WiFi Numbers Explained
by Charles W. Evans
Although we're constantly hearing about the miracle of wireless technology, we're merely at the dawn of the Wireless Renaissance. From Toronto to Mt. Everest, Internet cafes, airports and other wireless hot spots dot our increasingly interconnected globe (yes, there really is an Internet Café at a Mt. Everest base camp).
Even if you think you know your ABGs, there's a lot more to picking a Wi-Fi adapter than just snapping up the cheapest 802.11b or g card. What makes a good card? Think broad compatibility, excellent reception and fool-proof drivers. Big names are no guarantee of quality, either -- some of the best adapters come from companies you've never heard of. And take those far-fetched range and throughput claims with two grains of salt. Real-world performance is what counts. Some cards deliver, and others don't.
So just how does Wi-Fi adapters differ? And why are some more equal than others? Here's how to separate the winners and losers.
Choose a Standard: A, B, G or N?
The original mass-market flavor of Wi-Fi was 802.11b and in mid-2001, 802.11a hit the market, offering faster speeds but no backwards compatibility, since it uses a different frequency.
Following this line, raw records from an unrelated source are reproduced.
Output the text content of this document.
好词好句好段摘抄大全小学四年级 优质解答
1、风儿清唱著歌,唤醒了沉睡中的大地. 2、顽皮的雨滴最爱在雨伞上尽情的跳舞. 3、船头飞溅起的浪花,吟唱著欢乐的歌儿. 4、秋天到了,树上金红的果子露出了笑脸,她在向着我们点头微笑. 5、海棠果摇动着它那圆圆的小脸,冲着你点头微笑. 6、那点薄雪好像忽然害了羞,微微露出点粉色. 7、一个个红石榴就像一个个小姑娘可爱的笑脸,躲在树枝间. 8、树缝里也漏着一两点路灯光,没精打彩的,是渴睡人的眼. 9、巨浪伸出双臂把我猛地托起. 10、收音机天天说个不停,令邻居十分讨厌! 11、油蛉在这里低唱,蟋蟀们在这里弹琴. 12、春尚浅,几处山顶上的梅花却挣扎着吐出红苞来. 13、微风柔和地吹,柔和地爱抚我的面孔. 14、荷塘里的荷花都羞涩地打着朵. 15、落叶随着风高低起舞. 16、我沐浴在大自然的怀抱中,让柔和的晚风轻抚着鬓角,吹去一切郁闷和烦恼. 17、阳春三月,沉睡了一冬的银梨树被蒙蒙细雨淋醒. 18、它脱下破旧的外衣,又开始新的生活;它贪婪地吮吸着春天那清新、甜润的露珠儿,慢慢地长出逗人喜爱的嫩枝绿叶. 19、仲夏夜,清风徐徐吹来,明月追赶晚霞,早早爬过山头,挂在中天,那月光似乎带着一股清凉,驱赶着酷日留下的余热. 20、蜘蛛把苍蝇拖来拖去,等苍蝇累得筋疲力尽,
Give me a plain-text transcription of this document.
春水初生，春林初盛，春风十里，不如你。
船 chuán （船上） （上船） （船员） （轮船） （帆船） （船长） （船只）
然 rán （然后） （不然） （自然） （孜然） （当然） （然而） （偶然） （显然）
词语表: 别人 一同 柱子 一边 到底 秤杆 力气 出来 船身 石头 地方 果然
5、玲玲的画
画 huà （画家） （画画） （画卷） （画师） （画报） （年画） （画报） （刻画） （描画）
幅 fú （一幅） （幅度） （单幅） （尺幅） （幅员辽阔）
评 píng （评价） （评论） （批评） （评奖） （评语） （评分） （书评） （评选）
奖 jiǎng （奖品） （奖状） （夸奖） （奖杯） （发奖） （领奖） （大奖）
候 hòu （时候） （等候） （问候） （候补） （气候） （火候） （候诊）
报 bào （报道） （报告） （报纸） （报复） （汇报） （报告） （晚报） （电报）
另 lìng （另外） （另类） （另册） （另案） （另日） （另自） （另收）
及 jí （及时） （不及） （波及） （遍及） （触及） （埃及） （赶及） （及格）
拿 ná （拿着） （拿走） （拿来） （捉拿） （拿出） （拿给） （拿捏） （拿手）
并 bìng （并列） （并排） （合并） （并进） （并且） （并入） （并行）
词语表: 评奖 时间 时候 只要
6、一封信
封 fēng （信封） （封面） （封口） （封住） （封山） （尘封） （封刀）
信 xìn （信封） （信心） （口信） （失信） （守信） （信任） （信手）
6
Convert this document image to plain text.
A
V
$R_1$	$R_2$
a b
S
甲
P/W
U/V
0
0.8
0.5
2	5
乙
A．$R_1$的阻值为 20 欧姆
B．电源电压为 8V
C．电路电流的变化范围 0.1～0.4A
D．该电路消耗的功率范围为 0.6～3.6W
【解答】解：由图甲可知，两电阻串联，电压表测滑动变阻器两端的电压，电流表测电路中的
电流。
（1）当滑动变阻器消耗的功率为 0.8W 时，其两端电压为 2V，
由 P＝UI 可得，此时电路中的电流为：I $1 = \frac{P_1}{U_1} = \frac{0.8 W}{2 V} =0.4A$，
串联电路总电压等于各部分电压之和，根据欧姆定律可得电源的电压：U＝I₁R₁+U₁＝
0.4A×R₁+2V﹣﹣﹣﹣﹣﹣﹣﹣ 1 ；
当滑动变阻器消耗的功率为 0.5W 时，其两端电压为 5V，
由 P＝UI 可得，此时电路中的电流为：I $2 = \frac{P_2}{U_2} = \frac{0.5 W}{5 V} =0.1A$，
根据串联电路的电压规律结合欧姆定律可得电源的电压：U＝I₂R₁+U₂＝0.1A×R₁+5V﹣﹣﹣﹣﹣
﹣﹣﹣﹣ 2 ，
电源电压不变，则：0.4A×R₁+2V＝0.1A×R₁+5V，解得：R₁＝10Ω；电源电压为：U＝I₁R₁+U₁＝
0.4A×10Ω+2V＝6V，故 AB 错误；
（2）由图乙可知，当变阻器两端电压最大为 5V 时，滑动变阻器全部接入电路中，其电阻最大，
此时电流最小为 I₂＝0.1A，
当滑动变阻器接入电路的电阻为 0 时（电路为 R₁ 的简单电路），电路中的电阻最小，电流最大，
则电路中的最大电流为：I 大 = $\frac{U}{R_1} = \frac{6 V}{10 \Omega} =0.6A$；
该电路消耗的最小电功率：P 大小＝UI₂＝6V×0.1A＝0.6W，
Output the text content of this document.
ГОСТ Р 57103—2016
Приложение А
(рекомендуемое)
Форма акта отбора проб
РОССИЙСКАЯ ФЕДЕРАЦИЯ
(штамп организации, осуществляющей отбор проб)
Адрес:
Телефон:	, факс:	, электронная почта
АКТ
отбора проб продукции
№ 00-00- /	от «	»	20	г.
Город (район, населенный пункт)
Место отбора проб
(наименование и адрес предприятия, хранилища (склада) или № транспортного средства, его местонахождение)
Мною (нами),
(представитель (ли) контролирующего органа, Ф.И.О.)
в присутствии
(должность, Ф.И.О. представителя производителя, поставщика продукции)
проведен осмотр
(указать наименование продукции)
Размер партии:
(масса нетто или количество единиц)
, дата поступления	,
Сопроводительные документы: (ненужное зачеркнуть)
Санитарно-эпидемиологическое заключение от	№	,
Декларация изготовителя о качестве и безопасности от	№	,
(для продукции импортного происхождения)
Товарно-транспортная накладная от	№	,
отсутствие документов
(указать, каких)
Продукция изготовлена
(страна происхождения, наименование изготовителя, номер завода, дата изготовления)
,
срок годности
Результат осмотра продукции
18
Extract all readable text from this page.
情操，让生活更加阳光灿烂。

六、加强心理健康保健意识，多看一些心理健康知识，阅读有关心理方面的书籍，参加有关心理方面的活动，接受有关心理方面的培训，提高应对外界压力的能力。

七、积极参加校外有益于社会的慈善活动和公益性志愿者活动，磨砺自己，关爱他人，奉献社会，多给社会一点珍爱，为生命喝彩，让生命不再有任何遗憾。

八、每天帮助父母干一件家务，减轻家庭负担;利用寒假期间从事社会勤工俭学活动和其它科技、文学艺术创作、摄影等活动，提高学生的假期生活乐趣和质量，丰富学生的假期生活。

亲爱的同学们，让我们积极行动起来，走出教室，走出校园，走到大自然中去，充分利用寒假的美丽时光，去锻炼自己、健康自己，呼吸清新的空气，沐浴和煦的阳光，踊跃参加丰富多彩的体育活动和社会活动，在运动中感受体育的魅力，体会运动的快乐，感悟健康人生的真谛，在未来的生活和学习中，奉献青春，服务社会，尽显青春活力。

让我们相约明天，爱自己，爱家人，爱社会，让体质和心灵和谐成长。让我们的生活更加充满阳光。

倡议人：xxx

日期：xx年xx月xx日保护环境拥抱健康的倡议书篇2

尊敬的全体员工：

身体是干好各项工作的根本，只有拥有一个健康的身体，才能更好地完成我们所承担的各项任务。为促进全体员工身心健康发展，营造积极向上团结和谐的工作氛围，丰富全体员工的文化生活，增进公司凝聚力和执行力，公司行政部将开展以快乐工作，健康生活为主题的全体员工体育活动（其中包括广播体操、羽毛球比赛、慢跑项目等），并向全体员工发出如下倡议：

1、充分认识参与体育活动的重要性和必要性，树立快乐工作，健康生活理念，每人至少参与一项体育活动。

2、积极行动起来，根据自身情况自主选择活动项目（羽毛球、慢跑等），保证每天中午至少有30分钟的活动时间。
Finally, in late 2002, 802.11g came along, offering both higher speeds and backwards compatibility with the large installed base of 802.11b equipment and now there's a turbo 11.g and an emerging 11.n, which is not yet standard.
These devices and cards operate in 802.11b mode, with a maximum throughput of 11MBps, with real-world data rates less than half that figure, 802.11b is obviously not meant for heavy-duty networking or streaming video.
The 802.11a and 802.11g both offer a rated 54Mbps, nearly five times the original standard, although at different frequencies. 802.11a and because it has as many as 23 unique, non-overlapping channels, it's better at tasks such as streaming voice, video and multimedia than 802.11b or g. The 802.11g uses the 2.4GHz band, the same as 802.11b, and is backward compatible with 802.11b, so that 802.11b cards can connect to 802.11g access points, and vice versa.
That backward compatibility has helped 802.11g to emerge as the new standard in both home and office equipment. WiFi devices rated at 108Mbps as their raw top speed, but again, in real life, about 65Mbps. This faster, proprietary mode takes two Wi-Fi channels and "bonds" them together to achieve nearly double the throughput of one channel alone. The currently emerging, but NOT yet standard is .11n. Unless you have a very specific application, don't get the ubiquitous "pre-n" devices at this time.
Check your chipset: Probably the single biggest factor affecting compatibility and performance is the set of chips used in your card. Wi-Fi chips come from a long list of companies. It is important to know the chipset since different brands will more likely be compatible if they use the same chipset.
The Wi-Fi brand means that any Wi-Fi-labeled adapters should be compatible with cards and access points from other vendors, no matter what chips they're using. And for the most part, they are. However, the Wi-Fi seal doesn't guarantee you won't have compatibility issues when running a mixed network Such issues are cleared up in firmware updates.
These days most major vendors highly customize their adapters with specialized antenna designs and optimized firmware. Some also have ports for attaching external antennas to improve reception even further. So even with the same chipset, there can be major differences in performance between cards. There are even devices that let the antenna hang outside!
Antenna design is critical to the performance you will get out of your card because it determines both signal transmission strength and receive sensitivity.
Software drivers and firmware also affect performance, although not to as great a degree as antenna design and the basic chipset itself.
Soon you will be able to watch video from the DVD player in the living room on any TV in the house, and stream photos, music and video from your PC to your home theater, as well as make inexpensive long-distance calls over the Internet. (Make sure that your internet provided phone has a direct connection to 911.)
Every Wi-Fi device is essentially an access point, able to broadcast to every other adapter. Just like the Internet, Wi-Fi signals will be able to hop from device to device to reach their intended destination, rather than relying on extended-range antennas.
Public "hot spots", which are typically localized areas in cafés, airports, libraries, etc. where you can pick up a 'net connection. Beware: typically, the connection is NOT secure. Make sure it is a legitimate internet connection. Treat it like e-mail. All messages are open to the public. Encrypt if necessary. Now go enjoy the wonders of WiFi.